TRATTAMENTO ANTIVIRALE

I portatori di HCV con livelli normali di ALT sono stati tradizionalmente esclusi dalla possibilità di trattamento antivirale, anche per il timore di improvvisi incre­menti dei valori enzimatici in corso di trattamento con interferone (IFN) in monoterapia.
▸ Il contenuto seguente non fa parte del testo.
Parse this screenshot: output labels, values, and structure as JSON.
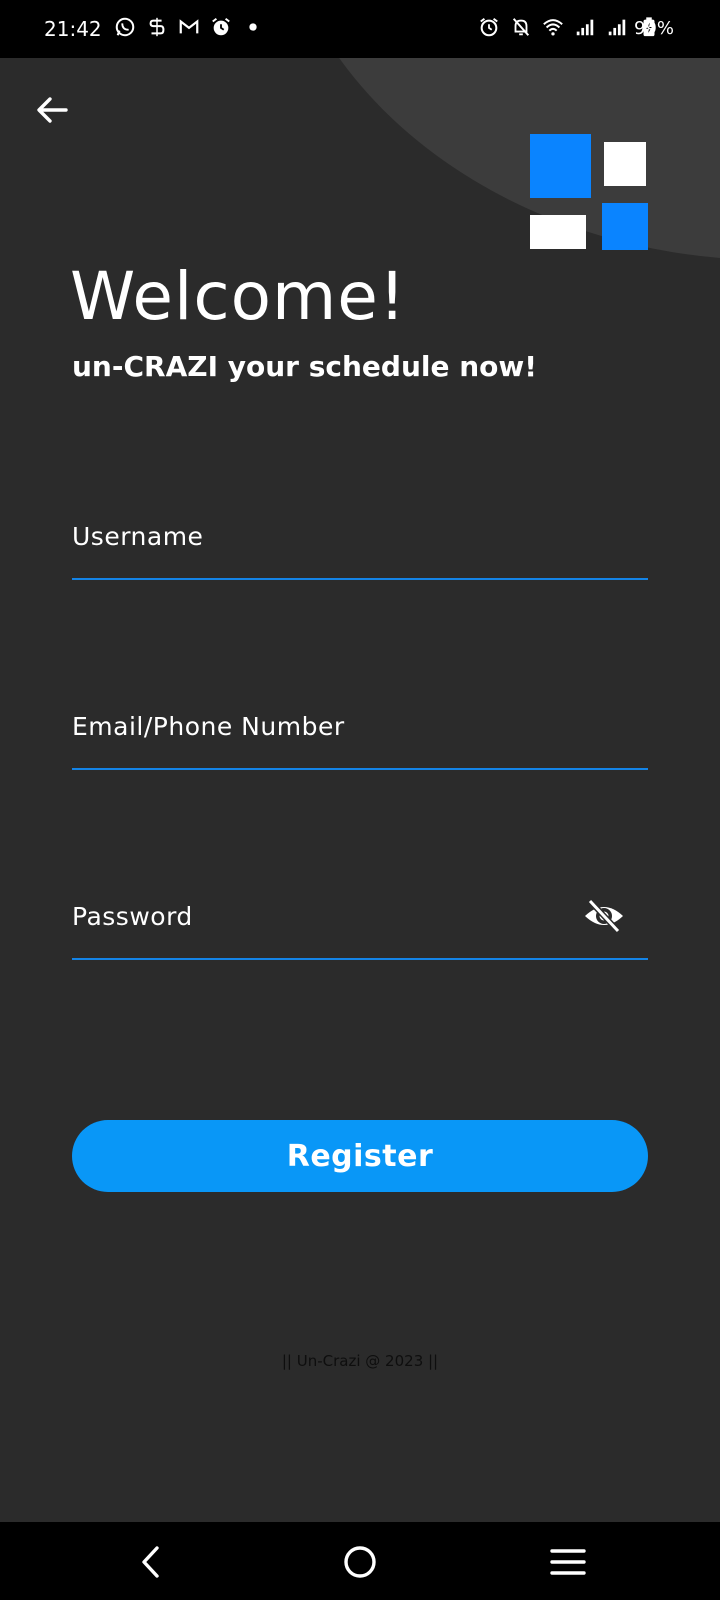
{
  "status_bar": {
    "time": "21:42",
    "battery": "99%",
    "left_icons": [
      "whatsapp-icon",
      "s-app-icon",
      "gmail-icon",
      "alarm-icon",
      "dot-icon"
    ],
    "right_icons": [
      "alarm-icon",
      "bell-off-icon",
      "wifi-icon",
      "signal-icon",
      "signal-icon",
      "battery-charging-icon"
    ]
  },
  "header": {
    "title": "Welcome!",
    "subtitle": "un-CRAZI your schedule now!"
  },
  "form": {
    "username_placeholder": "Username",
    "email_placeholder": "Email/Phone Number",
    "password_placeholder": "Password",
    "register_label": "Register"
  },
  "footer": {
    "text": "|| Un-Crazi @ 2023 ||"
  },
  "colors": {
    "background": "#2b2b2b",
    "accent": "#0997f7",
    "underline": "#1484e6",
    "logo_blue": "#0a84ff"
  }
}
Una prima evoluzione terapeutica si è avuta con l’uso della terapia combinata IFN-ribavirina, con la quale si sono ottenute delle percentuali di risposta virologica sostenuta non dissimili da quelle osservate in pazienti con transaminasi elevate. La svolta decisiva si è ottenuta con i risultati di uno studio multicentrico internazionale, finalizzato a valutare l’efficacia del trattamento con inter­ferone peghilato alfa-2a + ribavirina. Questo studio ha indicato che la risposta sostenuta complessiva è del 30% nei pazienti trattati per 24 settimane e del 52% in quelli trattati per 48 settimane. Nei pazienti con genotipo 1 si è ottenuta una risposta sostenuta nel 13% dei casi trattati per 24 settimane e nel 40% di quelli trattati per 48 settimane, mentre nei soggetti con genotipo 2 o 3 la risposta nei due gruppi è stata del 72% e del 78%, rispettivamente. Di recente, con determinazione AIFA dell’8 marzo 2006, pubblicata sulla G.U. n. 58 del 10 marzo 2006, la nota 32 relativa all’impiego dell’interferone nei pazienti con epatite cro­nica da HCV è stata modificata, per cui attualmente è consentito il trattamento con interferone peghilato alfa-2a + ribavirina nei portatori di HCV, indipendentemente dal livello di transaminasi. Rimane invece l’obbligo della presenza di ipertransaminasemia per l’uso dell’in­terferone peghilato alfa-2b.

CHI TRATTARE E COME

Alla luce delle nuove possibilità di trattamento, si pone a questo punto il problema di identificare correttamente i soggetti candidati al trattamento e di stabilire se e in quali casi proporre la biopsia epatica. I criteri per la decisione terapeutica dovrebbero prioritariamente basarsi sull’età del paziente, sulle motivazioni, sul genotipo virale, sull’aspettativa di vita, sulla presenza di co-fattori di malattia epatica e sulle possibili controin­dicazioni. È stato proposto che in pazienti giovani (età < 45-50 anni), con genotipo “favorevole”, bassa carica virale, forte motivazione e senza controindicazioni, si possa procedere al trattamento anche in assenza di biopsia epatica. In questi soggetti infatti la probabilità di risposta è talmente elevata e gli effetti collaterali tal­mente ridotti da permettere di ipotizzare il trattamento anche senza la preliminare conoscenza della istologia. La biopsia epatica potrebbe eventualmente essere effet­tuata a posteriori nei non responders al trattamento. Al contrario, nei pazienti in cui il rapporto costo/bene­ficio non è favorevole (età > 50 anni, controindicazioni relative, scarsa motivazione, genotipo 1, alta carica virale, presenza di cofattori, rischio di effetti collaterali, ecc.) l’opportunità del trattamento andrebbe valutata caso per caso in base alla gravità del reparto istologico, riservando la terapia ai soli pazienti con fibrosi di grado avanzato e monitorando strettamente i soggetti senza fibrosi o con fibrosi modesta. La durata del trattamento sarà ovviamente di 24 o di 48 settimane in funzione del genotipo HCV. Nei soggetti infine di età > 60-65 anni e/o con controindicazioni assolute e/o con lunga durata di malattia, appare ragionevole seguire una linea di osservazione clinica, evitando sia la biopsia epatica sia il trattamento.